I am not concern trolling--that is, I am almost certainly that I am not consciously concern trolling--but I think Andrew Samwick misses the point when he writes:

The Right Wing Strategy | Capital Gains and Games: I suspect it will take months or even years for those on the political and ideological Right to map out a strategy to compete in national elections after two sound defeats in 2006 and 2008. The first step has been to assign blame.... Christie Todd Whitman in yesterday's Washington Post lays the blame on "social fundamentalists." I don't know how constructive that is -- each Party has a base, and if you alienate the base, you have to make inroads substantially across the political center to make up for it. The most liberal Republican he could have picked for his running mate would have been Whitman herself. I don't think that ticket would have run any better against Obama-Biden this year...
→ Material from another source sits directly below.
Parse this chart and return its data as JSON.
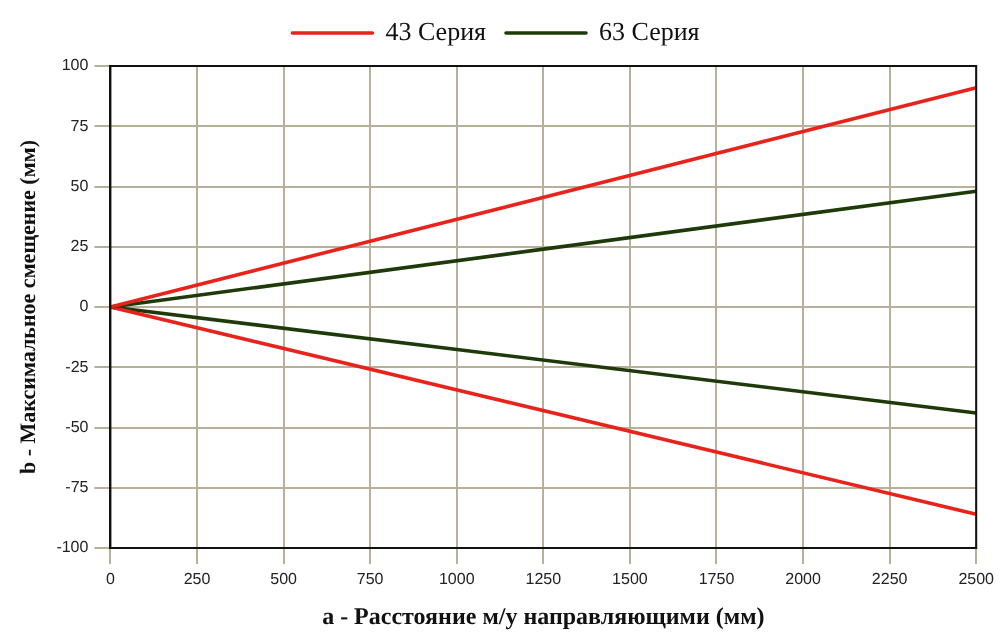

Andrew Samwick has no influence on how the next Republican presidential and congressional candidates will campaign. But he does have the potential to have considerable impact on how those Republican members of congress (and perhaps presidents) govern: to push them toward governing in a constructive conservative manner--rather than be, say, a rerun of Gingrich-Armey-DeLay-Boehner-Dole-Lott-McConnell-Bush governance, which has been "conservative" only in its social policy.

So I want to hear something very different from Andrew this winter: I want to hear what ideas and policies the Republican Party could serve as a carrier for that would make America a better country and the world a better world, and I want to hear how all of us can help make the Republican Party the carrier of those ideas--rather than the ideas of, say, National Review, The Weekly Standard, and Rush Limbaugh, to name three sets that America and the world would be better off without.